All I heard from the other end was static.
“Stop playing tricks on me.” I was about to hang up the phone, when I heard my name being called.
“Ellie,” the person on the other end whispered through the static.
I put the phone to my ear again. “Who is this?”
“I miss you.”
“Mom? Dad?”
“I never got to say goodbye. Will you say goodbye to me? I wish I had gotten to know you.”
“Granny?” I almost dropped the phone to the ground. I stood in shock. Was that the old woman? Was that why she was so familiar? She came to say goodbye?
“Say goodbye, Ellie.”
“Goodbye, granny,” I said.
The phone hung up, and I set it down. I had barely gotten to see her before she died. I hadn’t recognized her. But how had she done that? She was dead.
Trauma
“Drive!” I looked back to see them catching up to us. “Drive!
“I’m trying!”
“Wait, no. Look!”
With all the twists and turns, we couldn’t see the road in front of us. Annie slammed on the breaks, but it was too late. The car had already slipped off the edge of the cliff.
For a split second, it felt as if I was flying. I’d never been in a plane before, so I had never felt what it was like. My parents never wanted me to fly. In fact, they hadn’t wanted me to do anything. The first time I went out was when they gave me to Annie to take care of me.
Then came the falling. My stomach flew to the ceiling while my body remained paralyzed, too shocked to move. Out the window, all I saw were the dark rocks that flew past. I knew that, inevitably, the car would hit one of them. It would only be a few seconds.
We would never be here if I hadn’t brought too much attention to myself. I now understood why my parents had kept me hidden away. Annie wasn’t careful enough. I only walked to the corner store. I wanted to experience what a normal life was like, and she never kept locks on her doors like my parents did.
It was my fault. I should have known better. My parents taught me better.
I could never live a normal life. I didn’t know why, but I couldn’t. I didn’t know why these people were after me, but they were. They wouldn’t be after me anymore, though, unless they wanted my dead body.
When I returned to my house after my trip to the corner store, I found Annie sitting at the table, staring at the door, waiting for me to walk through.

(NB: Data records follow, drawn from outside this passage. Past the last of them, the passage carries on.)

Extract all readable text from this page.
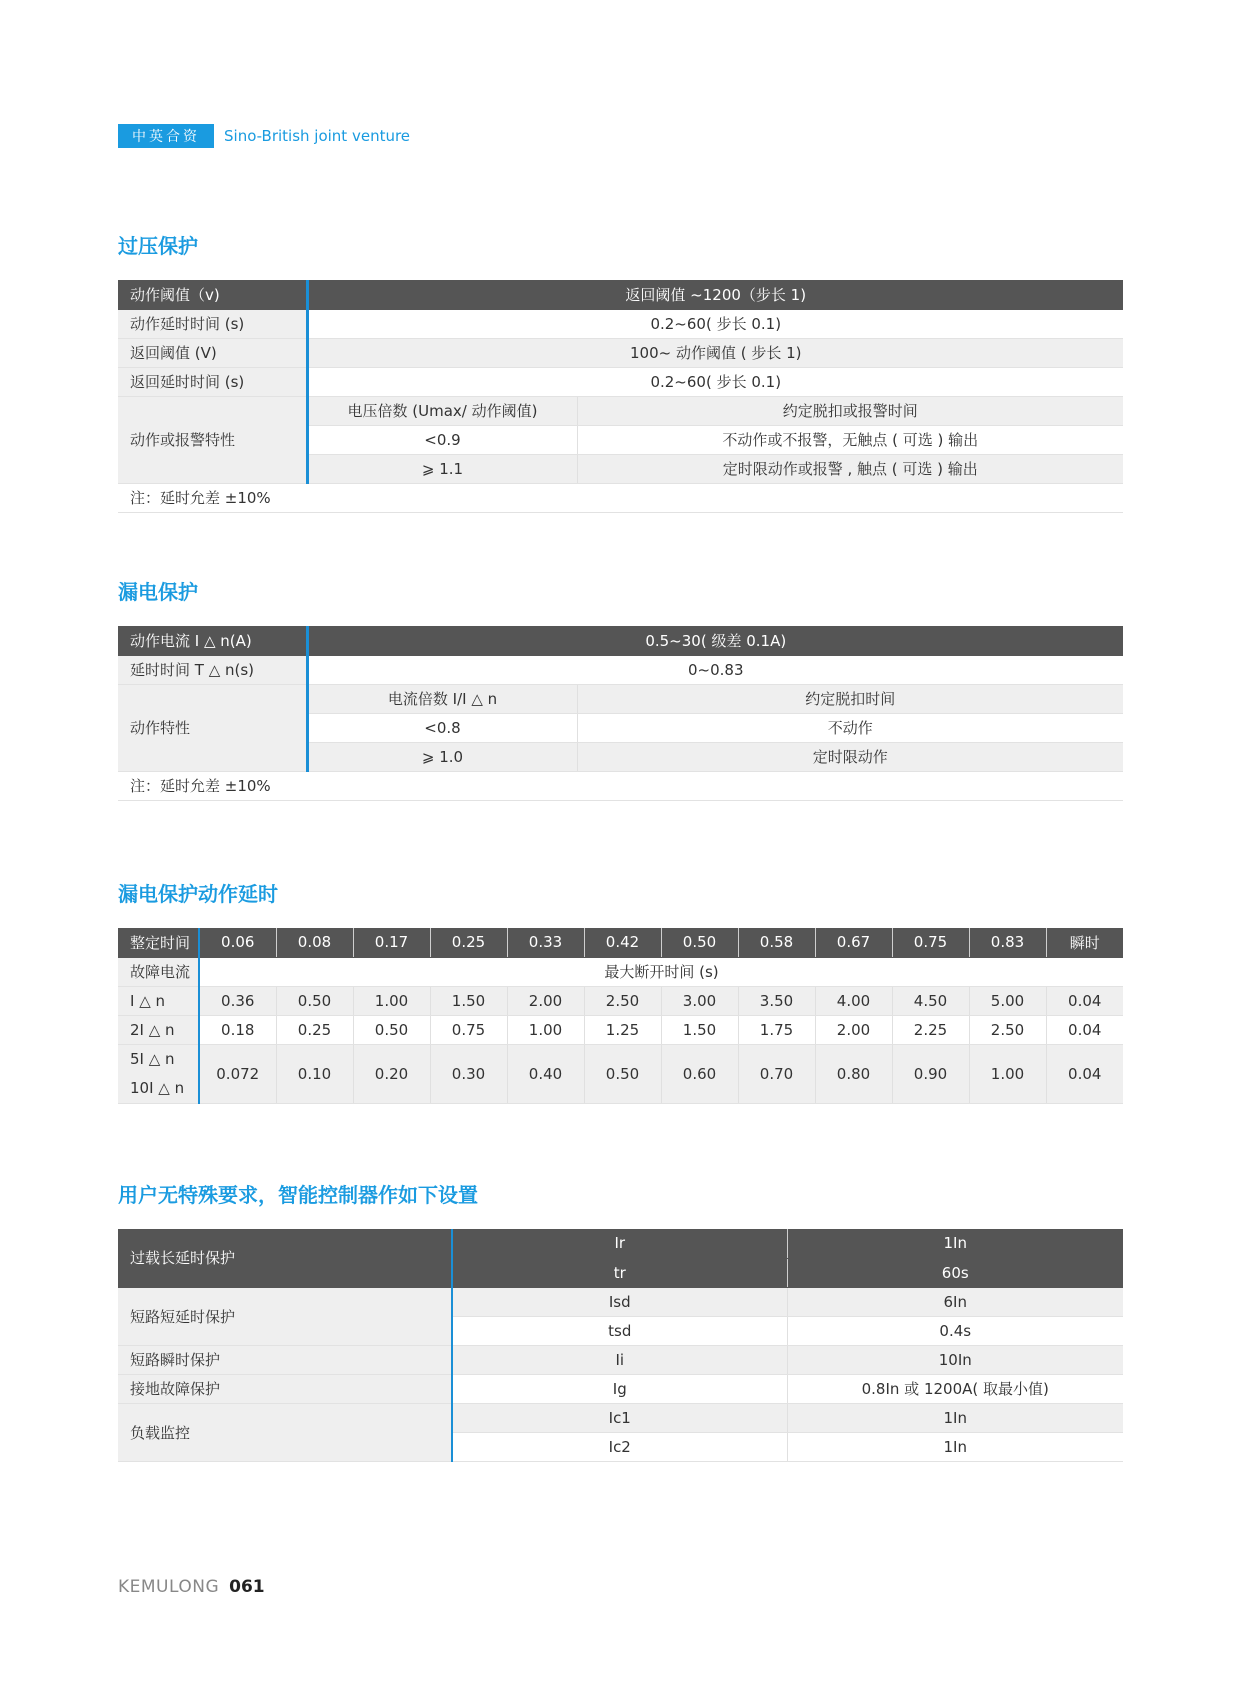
中英合资 Sino-British joint venture
过压保护
动作阈值（v)	返回阈值 ~1200（步长 1)	
动作延时时间 (s)	0.2~60( 步长 0.1)	
返回阈值 (V)	100~ 动作阈值 ( 步长 1)	
返回延时时间 (s)	0.2~60( 步长 0.1)	
动作或报警特性	电压倍数 (Umax/ 动作阈值)	约定脱扣或报警时间
	<0.9	不动作或不报警，无触点 ( 可选 ) 输出
	⩾ 1.1	定时限动作或报警 , 触点 ( 可选 ) 输出
注：延时允差 ±10%		
漏电保护
动作电流 I △ n(A)	0.5~30( 级差 0.1A)	
延时时间 T △ n(s)	0~0.83	
动作特性	电流倍数 I/I △ n	约定脱扣时间
	<0.8	不动作
	⩾ 1.0	定时限动作
注：延时允差 ±10%		
漏电保护动作延时
整定时间	0.06	0.08	0.17	0.25	0.33	0.42	0.50	0.58	0.67	0.75	0.83	瞬时
故障电流	最大断开时间 (s)											
I △ n	0.36	0.50	1.00	1.50	2.00	2.50	3.00	3.50	4.00	4.50	5.00	0.04
2I △ n	0.18	0.25	0.50	0.75	1.00	1.25	1.50	1.75	2.00	2.25	2.50	0.04

5I △ n
10I △ n	0.072	0.10	0.20	0.30	0.40	0.50	0.60	0.70	0.80	0.90	1.00	0.04
用户无特殊要求，智能控制器作如下设置
过载长延时保护	Ir	1In
	tr	60s
短路短延时保护	Isd	6In
	tsd	0.4s
短路瞬时保护	Ii	10In
接地故障保护	Ig	0.8In 或 1200A( 取最小值)
负载监控	Ic1	1In
	Ic2	1In
KEMULONG 061
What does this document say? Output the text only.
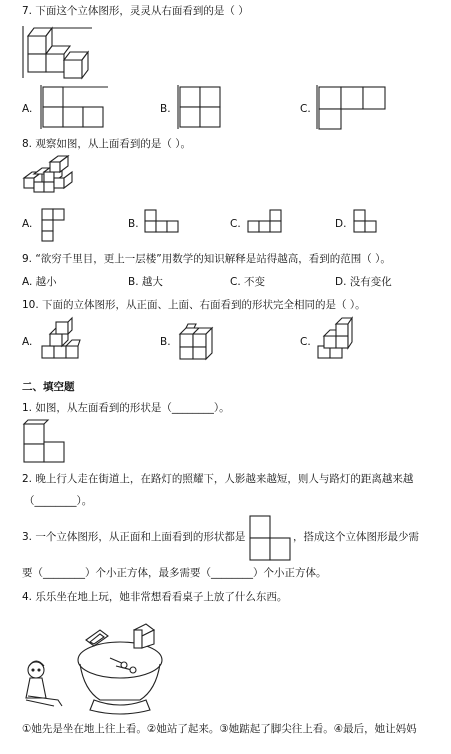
7. 下面这个立体图形，灵灵从右面看到的是（ ）
A.	B.	C.
8. 观察如图，从上面看到的是（ ）。
A.	B.	C.	D.
9. “欲穷千里目，更上一层楼”用数学的知识解释是站得越高，看到的范围（ ）。
A. 越小	B. 越大	C. 不变	D. 没有变化
10. 下面的立体图形，从正面、上面、右面看到的形状完全相同的是（ ）。
A.	B.	C.
二、填空题
1. 如图，从左面看到的形状是（________）。
2. 晚上行人走在街道上，在路灯的照耀下，人影越来越短，则人与路灯的距离越来越
（________）。
3. 一个立体图形，从正面和上面看到的形状都是	，搭成这个立体图形最少需
要（________）个小正方体，最多需要（________）个小正方体。
4. 乐乐坐在地上玩，她非常想看看桌子上放了什么东西。
①她先是坐在地上往上看。②她站了起来。③她踮起了脚尖往上看。④最后，她让妈妈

“Maya, we need to go,” she had said.
“Why?”
“They’ll be after us. Come on,” she stood up and handed me a bag with only essential items in it; none of the things I had taken from my parents’ house. Nothing of personal value, just some food, water, a toothbrush, and a change of clothes.

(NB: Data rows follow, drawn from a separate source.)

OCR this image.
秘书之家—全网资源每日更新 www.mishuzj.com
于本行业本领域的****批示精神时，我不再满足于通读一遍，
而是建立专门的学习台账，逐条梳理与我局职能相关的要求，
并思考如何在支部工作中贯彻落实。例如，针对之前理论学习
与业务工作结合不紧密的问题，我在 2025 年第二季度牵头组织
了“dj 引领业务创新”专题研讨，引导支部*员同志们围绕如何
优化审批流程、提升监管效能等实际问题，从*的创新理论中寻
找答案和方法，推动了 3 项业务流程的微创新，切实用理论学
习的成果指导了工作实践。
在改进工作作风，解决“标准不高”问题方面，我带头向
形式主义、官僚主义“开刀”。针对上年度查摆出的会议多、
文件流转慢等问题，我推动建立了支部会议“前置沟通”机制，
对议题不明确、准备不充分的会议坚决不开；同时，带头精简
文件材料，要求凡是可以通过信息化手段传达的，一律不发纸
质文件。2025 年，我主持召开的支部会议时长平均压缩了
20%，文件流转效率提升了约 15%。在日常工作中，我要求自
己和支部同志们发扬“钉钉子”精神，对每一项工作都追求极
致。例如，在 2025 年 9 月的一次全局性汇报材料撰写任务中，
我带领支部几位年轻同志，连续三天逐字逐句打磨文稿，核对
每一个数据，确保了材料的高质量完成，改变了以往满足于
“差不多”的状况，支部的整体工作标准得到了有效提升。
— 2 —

She started off on the road, none of us saying anything at first. I didn’t understand why she was freaking out so much. Then, we noticed a few strange cars that were following us. There were at least two black vans. When Annie sped up, they did too. She turned into the cliffs to try and throw them off our trail, but it didn’t work so well.
The rocks sped up as they rushed past us. This was it. I wouldn’t ever know any of the answers. Everything would remain a secret.
No, it couldn’t end like this. I had to do something.
“Stop!” I yelled. It was pathetic, but the only thing I could think of.
I shut my eyes, preparing for the landing, but the car was stopped. “Annie?” I asked. No response. She was frozen, too.
I opened the car door, and saw we were only a few feet from the ground. Only a few feet from our deaths.
Had I saved us? What had just happened? I jumped out of the car onto the hard rock below us. I looked up to try to see the people who were after us, but it was too dark to see anything. There weren’t any headlights, so they must be gone now.
Time was stopped. It was frozen. I froze time.